The country’s reserve buffers also improved, providing some anchor to exchange rate stability. Public debt management policies were strengthened, and the debt profile restructured to lessen the repayment burden. This created some fiscal space to support the implementation of growth-enhancing policy initiatives by government. Alongside these, the Bank implemented comprehensive financial sector reforms which resulted in well-capitalised, strong, and liquid banking sector, well-positioned to support the country’s growth and development agenda.
With this background, the policy direction at the start of 2020 was to further consolidate the achievements and move the country to the next stage of the development agenda.
Consequently, Dr Opoku-Afari added, prudent, and complementary monetary and fiscal policies were programmed. First, monetary policy was to steer inflation further down to low and stable levels. For the financial sector, the successful completion of the clean-up had improved prudential regulations, strengthened efficiency, and refocused the banking sector to its intermediary role to finance the growth needs of the country, he added.

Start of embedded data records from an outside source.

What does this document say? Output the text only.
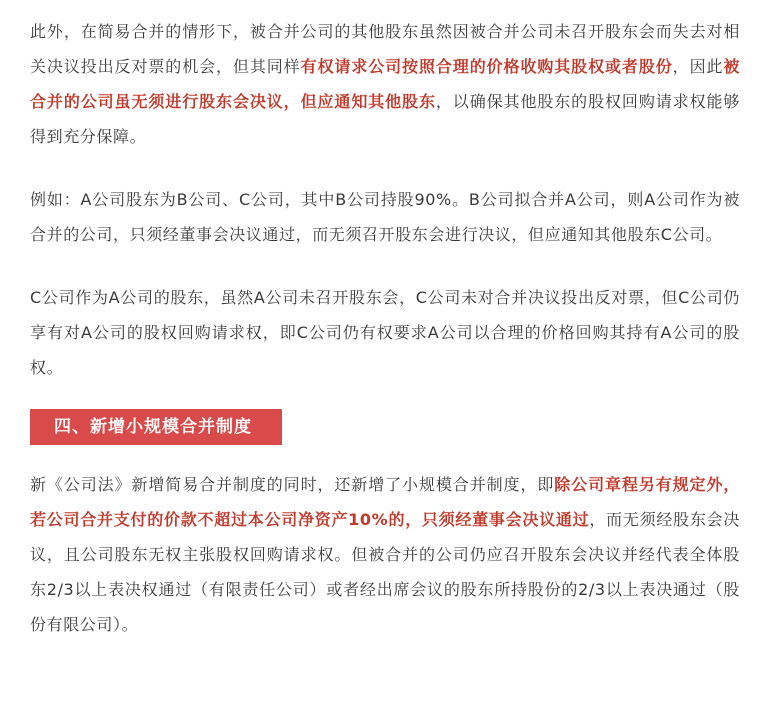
此外，在简易合并的情形下，被合并公司的其他股东虽然因被合并公司未召开股东会而失去对相关决议投出反对票的机会，但其同样有权请求公司按照合理的价格收购其股权或者股份，因此被合并的公司虽无须进行股东会决议，但应通知其他股东，以确保其他股东的股权回购请求权能够得到充分保障。

例如：A公司股东为B公司、C公司，其中B公司持股90%。B公司拟合并A公司，则A公司作为被合并的公司，只须经董事会决议通过，而无须召开股东会进行决议，但应通知其他股东C公司。

C公司作为A公司的股东，虽然A公司未召开股东会，C公司未对合并决议投出反对票，但C公司仍享有对A公司的股权回购请求权，即C公司仍有权要求A公司以合理的价格回购其持有A公司的股权。

四、新增小规模合并制度

新《公司法》新增简易合并制度的同时，还新增了小规模合并制度，即除公司章程另有规定外，若公司合并支付的价款不超过本公司净资产10%的，只须经董事会决议通过，而无须经股东会决议，且公司股东无权主张股权回购请求权。但被合并的公司仍应召开股东会决议并经代表全体股东2/3以上表决权通过（有限责任公司）或者经出席会议的股东所持股份的2/3以上表决通过（股份有限公司）。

“Second, fiscal policy was geared towards aggressive tax reforms and pro-growth initiatives in the agriculture and industrial sectors to expand the productive capacity of the economy. And last but not the least, other structural reforms were initiated to increase efficiency of the public sector through digitisation and by so doing, formalize the economy and improve the ease of doing business,” he said.
This was where the Ghanaian economy was at the start of 2020, until March, when Covid disrupted the rather very strong economic outlook, he said.

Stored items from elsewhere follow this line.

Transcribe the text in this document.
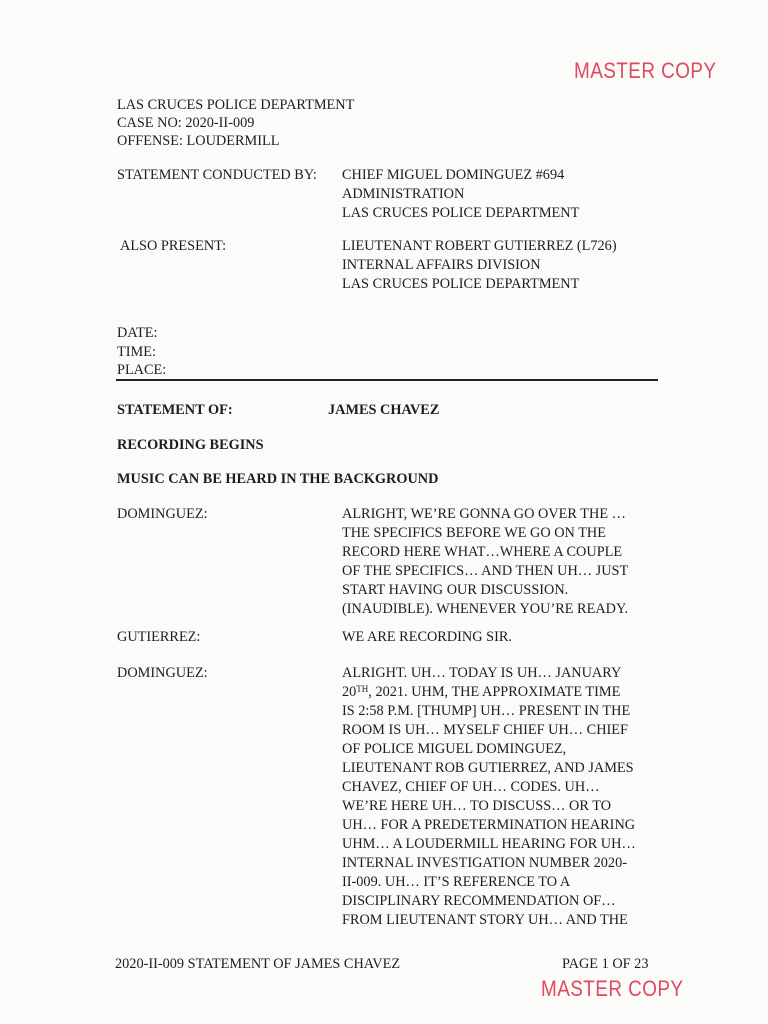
MASTER COPY
LAS CRUCES POLICE DEPARTMENT
CASE NO: 2020-II-009
OFFENSE: LOUDERMILL
STATEMENT CONDUCTED BY: CHIEF MIGUEL DOMINGUEZ #694
ADMINISTRATION
LAS CRUCES POLICE DEPARTMENT
ALSO PRESENT:	LIEUTENANT ROBERT GUTIERREZ (L726)
INTERNAL AFFAIRS DIVISION
LAS CRUCES POLICE DEPARTMENT
DATE:
TIME:
PLACE:
STATEMENT OF:	JAMES CHAVEZ
RECORDING BEGINS
MUSIC CAN BE HEARD IN THE BACKGROUND
DOMINGUEZ:	ALRIGHT, WE’RE GONNA GO OVER THE …
THE SPECIFICS BEFORE WE GO ON THE
RECORD HERE WHAT…WHERE A COUPLE
OF THE SPECIFICS… AND THEN UH… JUST
START HAVING OUR DISCUSSION.
(INAUDIBLE). WHENEVER YOU’RE READY.
GUTIERREZ:	WE ARE RECORDING SIR.
DOMINGUEZ:	ALRIGHT. UH… TODAY IS UH… JANUARY
20TH, 2021. UHM, THE APPROXIMATE TIME
IS 2:58 P.M. [THUMP] UH… PRESENT IN THE
ROOM IS UH… MYSELF CHIEF UH… CHIEF
OF POLICE MIGUEL DOMINGUEZ,
LIEUTENANT ROB GUTIERREZ, AND JAMES
CHAVEZ, CHIEF OF UH… CODES. UH…
WE’RE HERE UH… TO DISCUSS… OR TO
UH… FOR A PREDETERMINATION HEARING
UHM… A LOUDERMILL HEARING FOR UH…
INTERNAL INVESTIGATION NUMBER 2020-
II-009. UH… IT’S REFERENCE TO A
DISCIPLINARY RECOMMENDATION OF…
FROM LIEUTENANT STORY UH… AND THE
2020-II-009 STATEMENT OF JAMES CHAVEZ	PAGE 1 OF 23
MASTER COPY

The severity of the pandemic prompted restricted movements, lockdowns, and border closures to halt its spread. These resulted in a slump in economic activity and almost wiped off the gains achieved over the three-years prior. For instance, GDP growth slumped to 0.4 percent in 2020 (the lowest in decades) compared with the pre-Covid projection of 6.8 percent. Inflation spiked from single to double digits, peaked at 11.4 percent in July 2020, driven mainly by food price pressures due to the lockdown measures, before easing to 10.4 percent in December 2020.

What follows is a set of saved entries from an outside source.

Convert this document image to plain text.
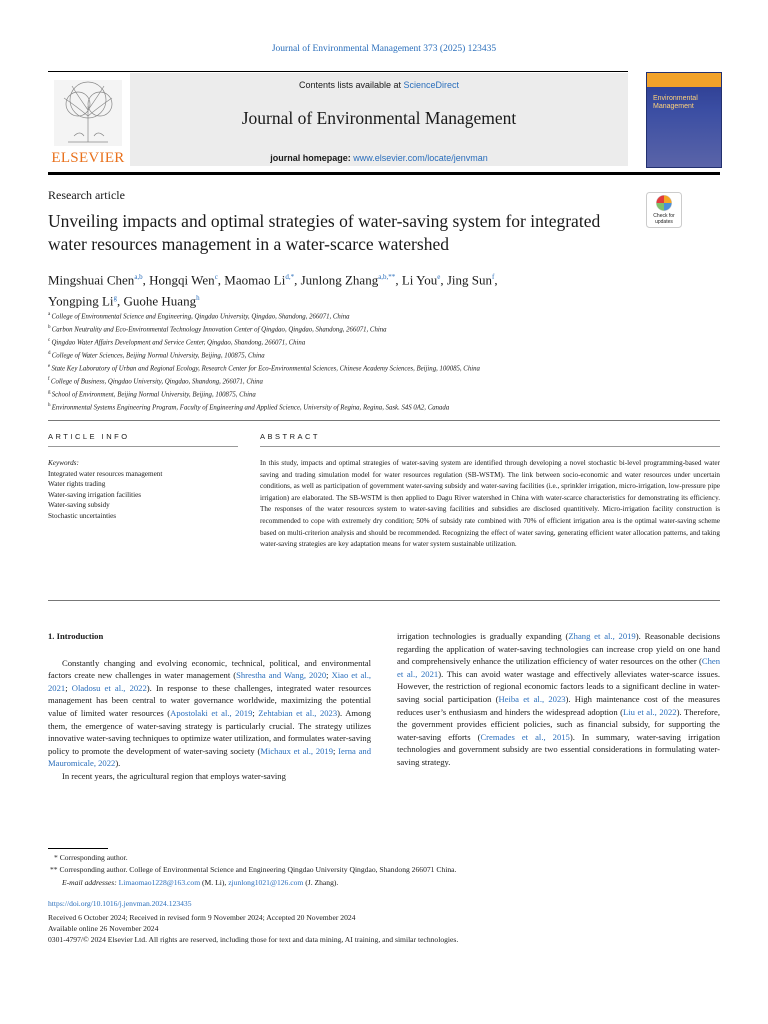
Journal of Environmental Management 373 (2025) 123435
ELSEVIER
Contents lists available at ScienceDirect
Journal of Environmental Management
journal homepage: www.elsevier.com/locate/jenvman
Environmental Management
Research article
Unveiling impacts and optimal strategies of water-saving system for integrated water resources management in a water-scarce watershed
Check for updates
Mingshuai Chen$^{a,b}$, Hongqi Wen$^c$, Maomao $Li^{d,*}$, Junlong Zhang$^{a,b,**}$, Li You$^e$, Jing Sun$^f$,
Yongping Li$^g$, Guohe Huang$^h$
$^a$ College of Environmental Science and Engineering, Qingdao University, Qingdao, Shandong, 266071, China
$^b$ Carbon Neutrality and Eco-Environmental Technology Innovation Center of Qingdao, Qingdao, Shandong, 266071, China
$^c$ Qingdao Water Affairs Development and Service Center, Qingdao, Shandong, 266071, China
$^d$ College of Water Sciences, Beijing Normal University, Beijing, 100875, China
$^e$ State Key Laboratory of Urban and Regional Ecology, Research Center for Eco-Environmental Sciences, Chinese Academy Sciences, Beijing, 100085, China
$^f$ College of Business, Qingdao University, Qingdao, Shandong, 266071, China
$^g$ School of Environment, Beijing Normal University, Beijing, 100875, China
$^h$ Environmental Systems Engineering Program, Faculty of Engineering and Applied Science, University of Regina, Regina, Sask. S4S 0A2, Canada
ARTICLE INFO
Keywords:
Integrated water resources management
Water rights trading
Water-saving irrigation facilities
Water-saving subsidy
Stochastic uncertainties
ABSTRACT
In this study, impacts and optimal strategies of water-saving system are identified through developing a novel stochastic bi-level programming-based water saving and trading simulation model for water resources regulation (SB-WSTM). The link between socio-economic and water resources under uncertain conditions, as well as participation of government water-saving subsidy and water-saving facilities (i.e., sprinkler irrigation, micro-irrigation, low-pressure pipe irrigation) are elaborated. The SB-WSTM is then applied to Dagu River watershed in China with water-scarce characteristics for demonstrating its efficiency. The responses of the water resources system to water-saving facilities and subsidies are disclosed quantitively. Micro-irrigation facility construction is recommended to cope with extremely dry condition; 50% of subsidy rate combined with 70% of efficient irrigation area is the optimal water-saving scheme based on multi-criterion analysis and should be recommended. Recognizing the effect of water saving, generating efficient water allocation patterns, and taking water-saving strategies are key adaptation means for water system sustainable utilization.
1. Introduction

Constantly changing and evolving economic, technical, political, and environmental factors create new challenges in water management (Shrestha and Wang, 2020; Xiao et al., 2021; Oladosu et al., 2022). In response to these challenges, integrated water resources management has been central to water governance worldwide, maximizing the potential value of limited water resources (Apostolaki et al., 2019; Zehtabian et al., 2023). Among them, the emergence of water-saving strategy is particularly crucial. The strategy utilizes innovative water-saving techniques to optimize water utilization, and formulates water-saving policy to promote the development of water-saving society (Michaux et al., 2019; Ierna and Mauromicale, 2022).

In recent years, the agricultural region that employs water-saving

irrigation technologies is gradually expanding (Zhang et al., 2019). Reasonable decisions regarding the application of water-saving technologies can increase crop yield on one hand and comprehensively enhance the utilization efficiency of water resources on the other (Chen et al., 2021). This can avoid water wastage and effectively alleviates water-scarce issues. However, the restriction of regional economic factors leads to a significant decline in water-saving social participation (Heiba et al., 2023). High maintenance cost of the measures reduces user’s enthusiasm and hinders the widespread adoption (Liu et al., 2022). Therefore, the government provides efficient policies, such as financial subsidy, for supporting the water-saving efforts (Cremades et al., 2015). In summary, water-saving irrigation technologies and government subsidy are two essential considerations in formulating water-saving strategy.

* Corresponding author.
** Corresponding author. College of Environmental Science and Engineering Qingdao University Qingdao, Shandong 266071 China.
E-mail addresses: Limaomao1228@163.com (M. Li), zjunlong1021@126.com (J. Zhang).
https://doi.org/10.1016/j.jenvman.2024.123435
Received 6 October 2024; Received in revised form 9 November 2024; Accepted 20 November 2024
Available online 26 November 2024
0301-4797/© 2024 Elsevier Ltd. All rights are reserved, including those for text and data mining, AI training, and similar technologies.
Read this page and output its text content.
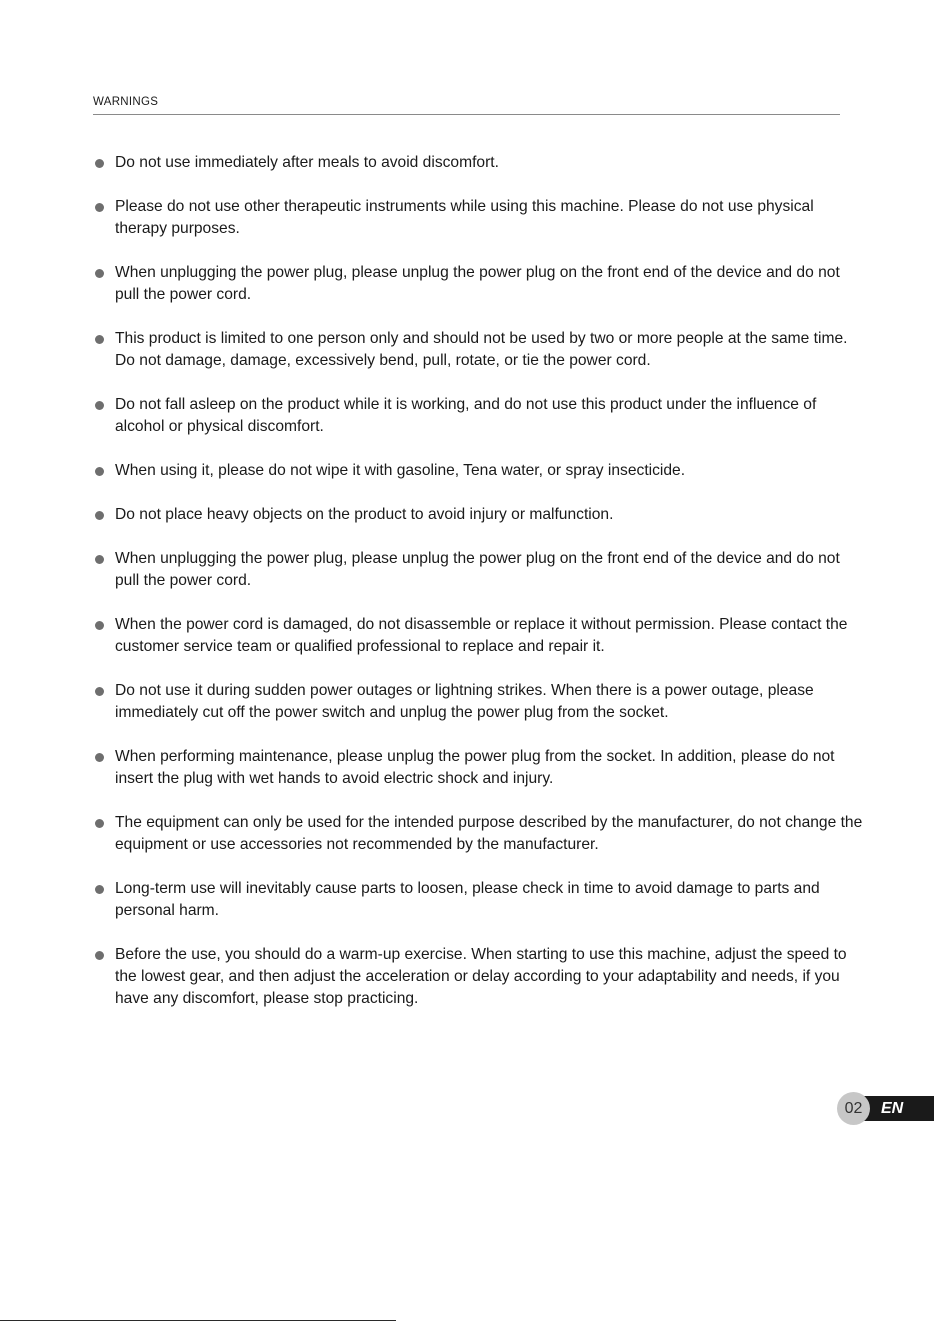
WARNINGS
Do not use immediately after meals to avoid discomfort.
Please do not use other therapeutic instruments while using this machine. Please do not use physical therapy purposes.
When unplugging the power plug, please unplug the power plug on the front end of the device and do not pull the power cord.
This product is limited to one person only and should not be used by two or more people at the same time. Do not damage, damage, excessively bend, pull, rotate, or tie the power cord.
Do not fall asleep on the product while it is working, and do not use this product under the influence of alcohol or physical discomfort.
When using it, please do not wipe it with gasoline, Tena water, or spray insecticide.
Do not place heavy objects on the product to avoid injury or malfunction.
When unplugging the power plug, please unplug the power plug on the front end of the device and do not pull the power cord.
When the power cord is damaged, do not disassemble or replace it without permission. Please contact the customer service team or qualified professional to replace and repair it.
Do not use it during sudden power outages or lightning strikes. When there is a power outage, please immediately cut off the power switch and unplug the power plug from the socket.
When performing maintenance, please unplug the power plug from the socket. In addition, please do not insert the plug with wet hands to avoid electric shock and injury.
The equipment can only be used for the intended purpose described by the manufacturer, do not change the equipment or use accessories not recommended by the manufacturer.
Long-term use will inevitably cause parts to loosen, please check in time to avoid damage to parts and personal harm.
Before the use, you should do a warm-up exercise. When starting to use this machine, adjust the speed to the lowest gear, and then adjust the acceleration or delay according to your adaptability and needs, if you have any discomfort, please stop practicing.
02	EN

The disruptions in global supply chains adversely impacted trade activity. Businesses faced supply constraints amid weak consumer demand which set off cost-cutting measures including reduction in working hours, layoffs, and wage cutbacks, worsening the unemployment situation.
Fiscal pressures from the health sector and the social consequences of the restricted movements mounted and disrupted the fiscal consolidation path. As a result, additional expenditures related to the Covid-19 coupled with revenue shortfalls on account of the economic slowdown and sharp drop in oil revenues, elevated the 2020 fiscal deficit to 11.7 percent of GDP, from a pre-Covid projection of 4.7 percent of GDP. These unanticipated fiscal developments also pushed up the stock of public debt to 74.6 percent of GDP at the end of 2020 from 62.4 percent of GDP recorded in 2019.
Mr. Chairman, the combined demand and supply shock from Covid required decisive and swift fiscal, monetary, and macroprudential policy responses to moderate the economic damage. The policy responses included fiscal stimulus packages, including several social intervention measures.
To complement these, the Bank lowered the monetary policy rate by 150 basis points and implemented other macro-prudential measures to ensure adequate liquidity within the financial sector during the pandemic.
The push for financial digitization was intensified with the removal of transfer costs (for minimum transactions) on mobile networks, and the Universal Quick Response Code for payments across banks, Telco’s, fintechs and merchants was implemented to promote e-commerce and e-transactions.
The economic costs of the Covid-shock, in terms of foregone growth and its implications for employment and poverty reduction, infrastructural development, and economic expansion, are enormous and would require carefully crafted strategies to reset the economic agenda back to stability and growth.